Oldscrappyabdhungry- the rules on miles are the same but you can apply for exceptional circumstances so for example if the route was assessed as dangerous for the child to walk. They wouldn’t give transport because you were working. Sen transport seems like it is made to make life as difficult as possible for parents, I know of cases where transport wouldn’t even change times to 10 mins earlier a day so parent could get their other child to school on time, instead they were told they had to drag both kids out first thing and take the nt to breakfast club which they have to pay for as if the taxi came 10 mins earlier it would be an extra 50p a day

SinkGirl · 19/03/2021 14:17

That’s not true. OP has said she lives 1.7 miles away from school. You need to live at least 2 miles away in primary to qualify for transport, 3 miles for secondary.

It is true, actually.

You are talking about transport due to distance. Transport for SEN is completely different. Most children with significant enough needs to attend a specialist school qualify for transport even a short distance away. The only issue is whether there’s a nearer school that could meet needs as then they can legally get out of it.

PleaseStopExplaining · 19/03/2021 15:01

I’ve used an organisation called Driving Miss Daisy who specialise in providing driving and support to disabled and elderly people - getting them where they need to go, supporting them there and getting them home and sorted out whilst home. E.g. I went shopping with them, they drove me there, pushed the trolley for me, brought me home and carried the bags in. They would have put the shopping away if I wanted and apparently always make my mate (who uses them too) a cuppa when they drop her back.
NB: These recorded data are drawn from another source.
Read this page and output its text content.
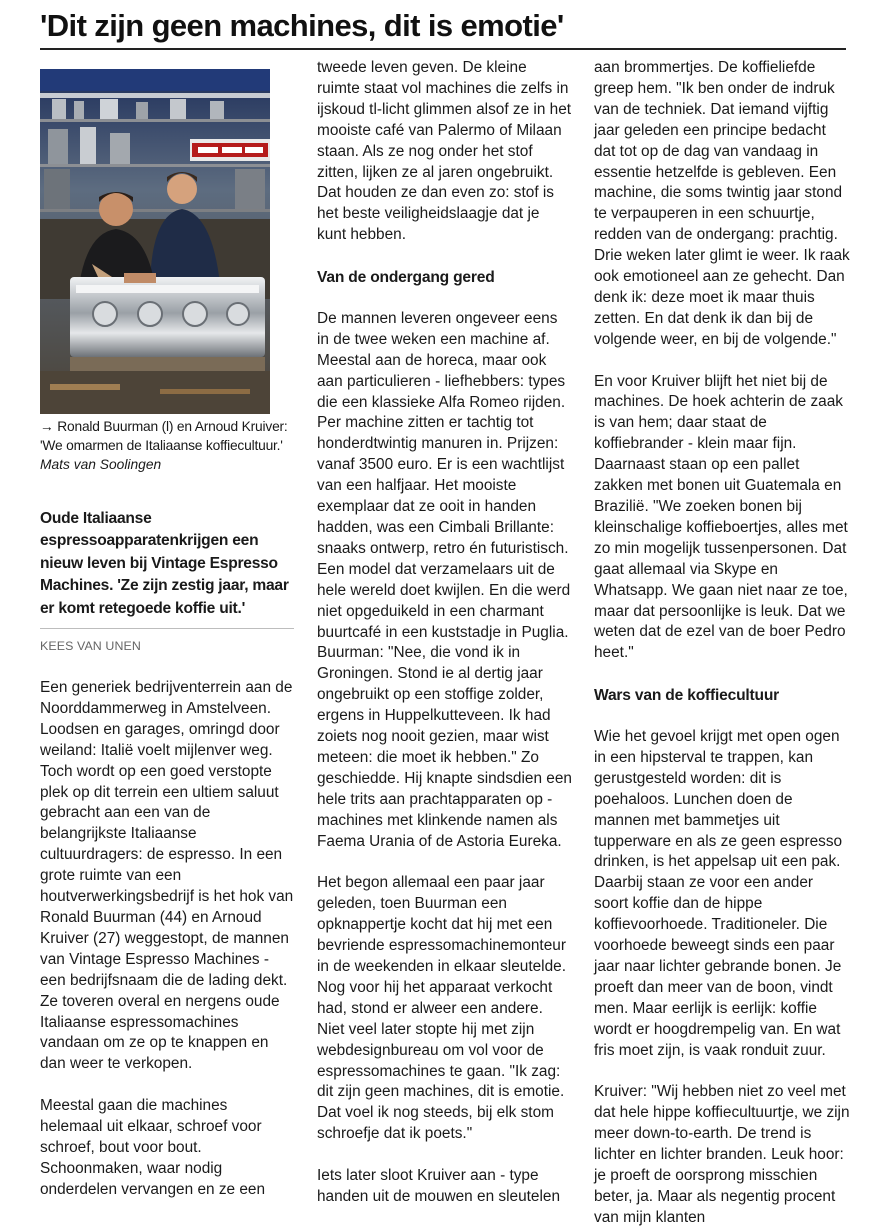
'Dit zijn geen machines, dit is emotie'
→ Ronald Buurman (l) en Arnoud Kruiver: 'We omarmen de Italiaanse koffiecultuur.'
Mats van Soolingen
Oude Italiaanse espressoapparatenkrijgen een nieuw leven bij Vintage Espresso Machines. 'Ze zijn zestig jaar, maar er komt retegoede koffie uit.'
KEES VAN UNEN

Een generiek bedrijventerrein aan de Noorddammerweg in Amstelveen. Loodsen en garages, omringd door weiland: Italië voelt mijlenver weg. Toch wordt op een goed verstopte plek op dit terrein een ultiem saluut gebracht aan een van de belangrijkste Italiaanse cultuurdragers: de espresso. In een grote ruimte van een houtverwerkingsbedrijf is het hok van Ronald Buurman (44) en Arnoud Kruiver (27) weggestopt, de mannen van Vintage Espresso Machines - een bedrijfsnaam die de lading dekt. Ze toveren overal en nergens oude Italiaanse espressomachines vandaan om ze op te knappen en dan weer te verkopen.

Meestal gaan die machines helemaal uit elkaar, schroef voor schroef, bout voor bout. Schoonmaken, waar nodig onderdelen vervangen en ze een

tweede leven geven. De kleine ruimte staat vol machines die zelfs in ijskoud tl-licht glimmen alsof ze in het mooiste café van Palermo of Milaan staan. Als ze nog onder het stof zitten, lijken ze al jaren ongebruikt. Dat houden ze dan even zo: stof is het beste veiligheidslaagje dat je kunt hebben.

Van de ondergang gered

De mannen leveren ongeveer eens in de twee weken een machine af. Meestal aan de horeca, maar ook aan particulieren - liefhebbers: types die een klassieke Alfa Romeo rijden. Per machine zitten er tachtig tot honderdtwintig manuren in. Prijzen: vanaf 3500 euro. Er is een wachtlijst van een halfjaar. Het mooiste exemplaar dat ze ooit in handen hadden, was een Cimbali Brillante: snaaks ontwerp, retro én futuristisch. Een model dat verzamelaars uit de hele wereld doet kwijlen. En die werd niet opgeduikeld in een charmant buurtcafé in een kuststadje in Puglia. Buurman: "Nee, die vond ik in Groningen. Stond ie al dertig jaar ongebruikt op een stoffige zolder, ergens in Huppelkutteveen. Ik had zoiets nog nooit gezien, maar wist meteen: die moet ik hebben." Zo geschiedde. Hij knapte sindsdien een hele trits aan prachtapparaten op - machines met klinkende namen als Faema Urania of de Astoria Eureka.

Het begon allemaal een paar jaar geleden, toen Buurman een opknappertje kocht dat hij met een bevriende espressomachinemonteur in de weekenden in elkaar sleutelde. Nog voor hij het apparaat verkocht had, stond er alweer een andere. Niet veel later stopte hij met zijn webdesignbureau om vol voor de espressomachines te gaan. "Ik zag: dit zijn geen machines, dit is emotie. Dat voel ik nog steeds, bij elk stom schroefje dat ik poets."

Iets later sloot Kruiver aan - type handen uit de mouwen en sleutelen

aan brommertjes. De koffieliefde greep hem. "Ik ben onder de indruk van de techniek. Dat iemand vijftig jaar geleden een principe bedacht dat tot op de dag van vandaag in essentie hetzelfde is gebleven. Een machine, die soms twintig jaar stond te verpauperen in een schuurtje, redden van de ondergang: prachtig. Drie weken later glimt ie weer. Ik raak ook emotioneel aan ze gehecht. Dan denk ik: deze moet ik maar thuis zetten. En dat denk ik dan bij de volgende weer, en bij de volgende."

En voor Kruiver blijft het niet bij de machines. De hoek achterin de zaak is van hem; daar staat de koffiebrander - klein maar fijn. Daarnaast staan op een pallet zakken met bonen uit Guatemala en Brazilië. "We zoeken bonen bij kleinschalige koffieboertjes, alles met zo min mogelijk tussenpersonen. Dat gaat allemaal via Skype en Whatsapp. We gaan niet naar ze toe, maar dat persoonlijke is leuk. Dat we weten dat de ezel van de boer Pedro heet."

Wars van de koffiecultuur

Wie het gevoel krijgt met open ogen in een hipsterval te trappen, kan gerustgesteld worden: dit is poehaloos. Lunchen doen de mannen met bammetjes uit tupperware en als ze geen espresso drinken, is het appelsap uit een pak. Daarbij staan ze voor een ander soort koffie dan de hippe koffievoorhoede. Traditioneler. Die voorhoede beweegt sinds een paar jaar naar lichter gebrande bonen. Je proeft dan meer van de boon, vindt men. Maar eerlijk is eerlijk: koffie wordt er hoogdrempelig van. En wat fris moet zijn, is vaak ronduit zuur.

Kruiver: "Wij hebben niet zo veel met dat hele hippe koffiecultuurtje, we zijn meer down-to-earth. De trend is lichter en lichter branden. Leuk hoor: je proeft de oorsprong misschien beter, ja. Maar als negentig procent van mijn klanten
They advertise getting kids to school as something they do and operate all over I think so could be worth a try.

drivingmissdaisy.co.uk/

Pepperminttea16 · 19/03/2021 15:54

childlawadvice.org.uk/information-pages/transport/

en0la · 19/03/2021 15:57

@Luckypoppy

Is there a teaching assistant at school who may want some extra hours paid as a Personal Assistant? That could definitely do the start of the days although the end of the days may be an issue with staff meetings etc.
They would almost certainly not want to do that because it puts them at risk of safeguarding accusations and the extra cost of the necessary insurance would probably be prohibitive.